Dan Tayloe N7VE's SWR LED bridge from Hendricks QRP kits

I finally got around to assembling this kit after it lay in my 'Unbuilt Kit Box' for  a number of years. I built a small chassis for the unit with some scrap PC board. The unit was purchased from Hendricks QRP kits. I ran a few tests at different power levels and different reactive loads that were put in circuit with the use of a manual ATU.

Certainly the unit works as described and the LED is easily visible in the sun. The LED mostly extinguishes once a match of less than 1.1:1 is obtained. I look forward to using this during my next field trip.

07 October 2013


I operated from our favorite dog walking QTH which is Saamrus in the Magaliesberg. I spent the first hour operating 40m CW but there were very few CW stations. I was given a few points by the ops on the AWA net which was appreciated for sure. Most of the activity was on Phone and I got the impression that the conditions were favorable. I was pleased with the performance of my modest setup. Herewith is my log submission along with a few pictures.

End-Fed Halfwave up about 9m at the top of the slope

02 October 2013

ZS6RSH Prototype Field Rig

Herewith some pics of the breadboard rig so far, and based on the W7ZOI Universal QRP rig with 1.5 watts output and Xtal controlled for 7020Khz.

The Rx is from W1FB's QRP notebook and using the ubiquitous NE602 mixer/oscillator. The oscillator is very stable and I now have a good RIT type tuning capability. Measurements to follow.
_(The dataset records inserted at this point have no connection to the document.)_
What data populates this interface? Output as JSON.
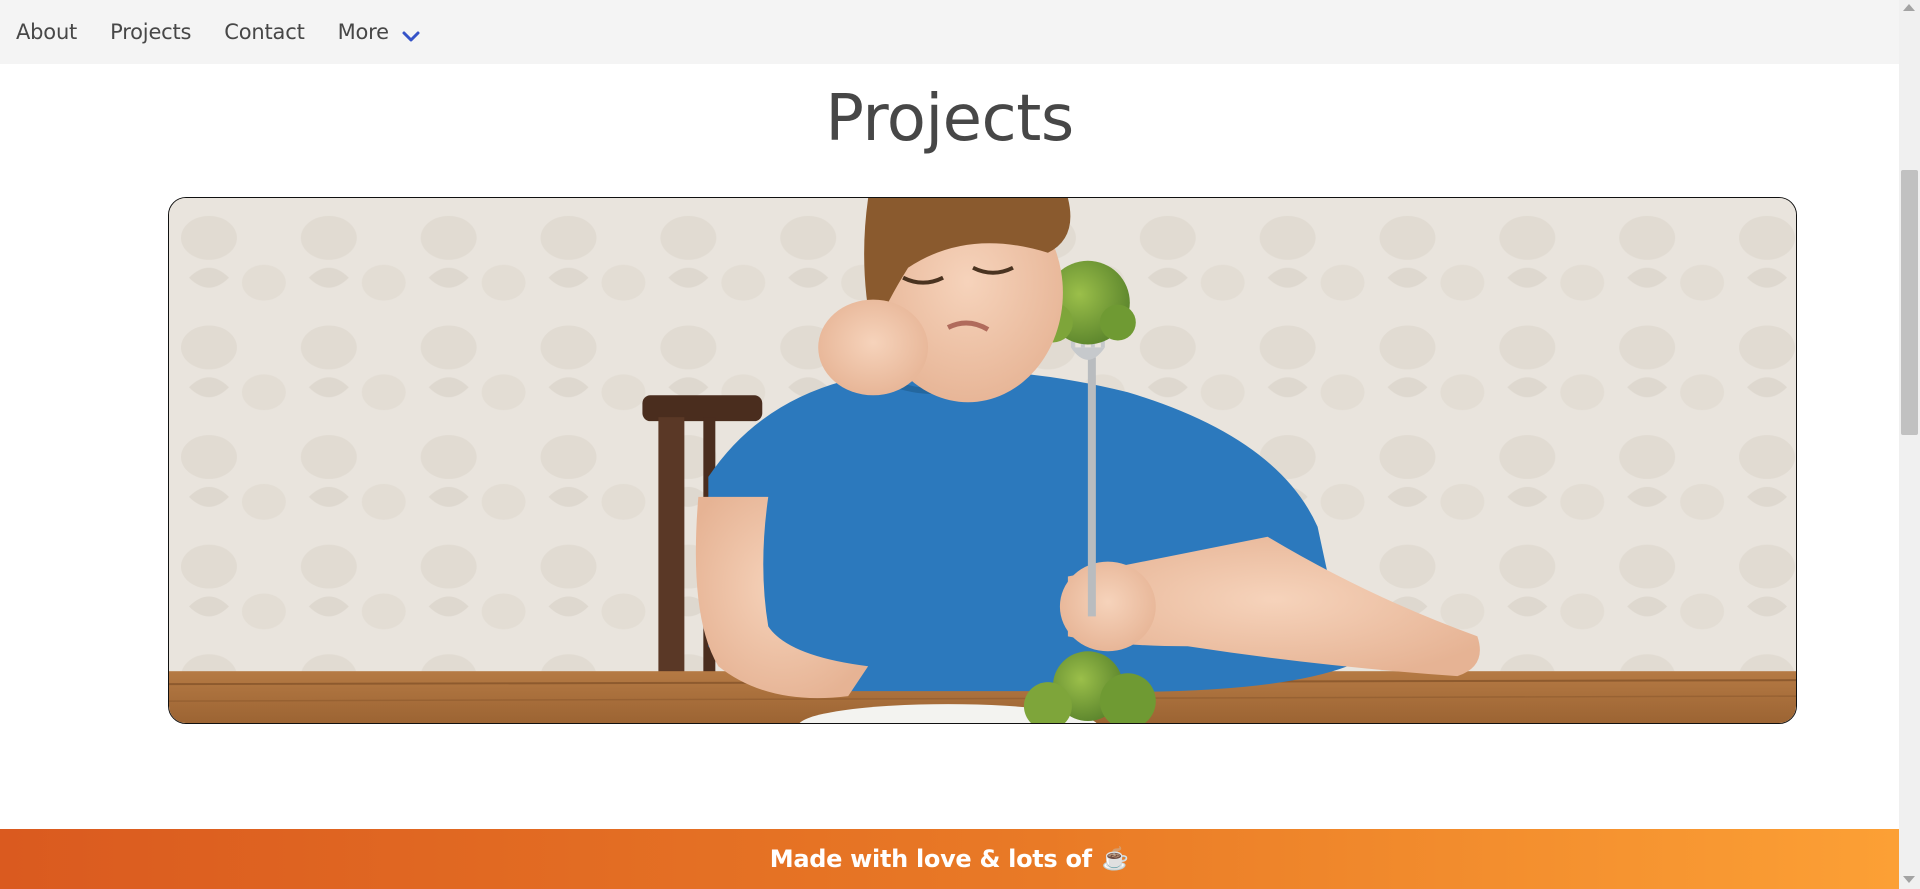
{
  "nav": {
    "items": [
      {
        "label": "About"
      },
      {
        "label": "Projects"
      },
      {
        "label": "Contact"
      },
      {
        "label": "More",
        "icon": "chevron-down-icon"
      }
    ],
    "accent_color": "#3553c8"
  },
  "main": {
    "title": "Projects",
    "hero_image": {
      "subject": "boy-with-broccoli-photo"
    }
  },
  "footer": {
    "text": "Made with love & lots of",
    "icon": "coffee-icon",
    "icon_glyph": "☕",
    "gradient": [
      "#da5a1f",
      "#fca035"
    ]
  }
}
The control board has a sidetone multivibrator oscillator. The sidetone is routed through the very sharp active audio filter which improves the sidetone quality. Still room for improvement.

There is an active audio filter installed (specs to follow). This filter is tunable and works well in conjunction with the RIT type tuning control to optimize signal reception.

There is still much room for improvement. However the scope must be kept limited to the original objective which is a very simple rig that can be used for NVIS operations during daylight hours on short walks to the park over the weekend.

Room for improvement:

  1. Still a loud pop in my ear on T/R. Need to improve the changeover.
  2. Build a mini-boots to take it up to 5 watts
  3. Install a keyer chip
  4. Try a passive audio filter. Have a design from ZS4SF which has a nice 900Hz bandwidth. The one I am using is a bit sharp for this application under some band conditions.
  5. Install all in a rugged field box.
L-R. Audio Filter, DC Rx, Control/Sidetone, Tx-1.5W

01 October 2013

2N3553 Power Transistor Measurements

Looking at the Phillips data sheet for the 2N3553 transistor and then trying to compare the measurements I took for my 1.5Watt 40m transmitter based on W7ZOI design,  as follows:

Note: I am certainly not sure if the measurements are correct? Further analysis needed.

2N3553 is an NPN RF power transistor intended for VHF applications and recommended by W7ZOI as being suitable for the Universal QRP Transmitter (1.5Watts). He states that even under high SWR conditions the transistor will survive. I have not tested this (although I would love to) since I only have one of these transistors and they are quite expensive.

Case Type = TO-39. (I am running mine with no heatsink although it does get a little warm when sending normal type CW)

Vceo (Peak Collector Emitter voltage) = 40v max. My Vp-p on a 50 ohm load is 24volts (this as expected)
Icm (Peak Collector Current) = 1A. My Ic rms value is 213mA. Thus my Ic peak is 315mA. (not certain)
Ptot = 7W. This is max power dissipation. My tx has a calculated power dissipation of 1.5Watts. ie well below the rated max value and probably explains why it can run with high SWR? The spec also states an efficiency of 50%. I measured an efficiency of 53% which appears to be in the ballpark.

According to the spec. For f=175Mhz. Vce=28, Po = 2.5Watts and Gain = >10dB.

I measured as follows: f=7.020Mhz, Vce=24, Po=1.5Watts and Gain = 18dB. Seems reasonable??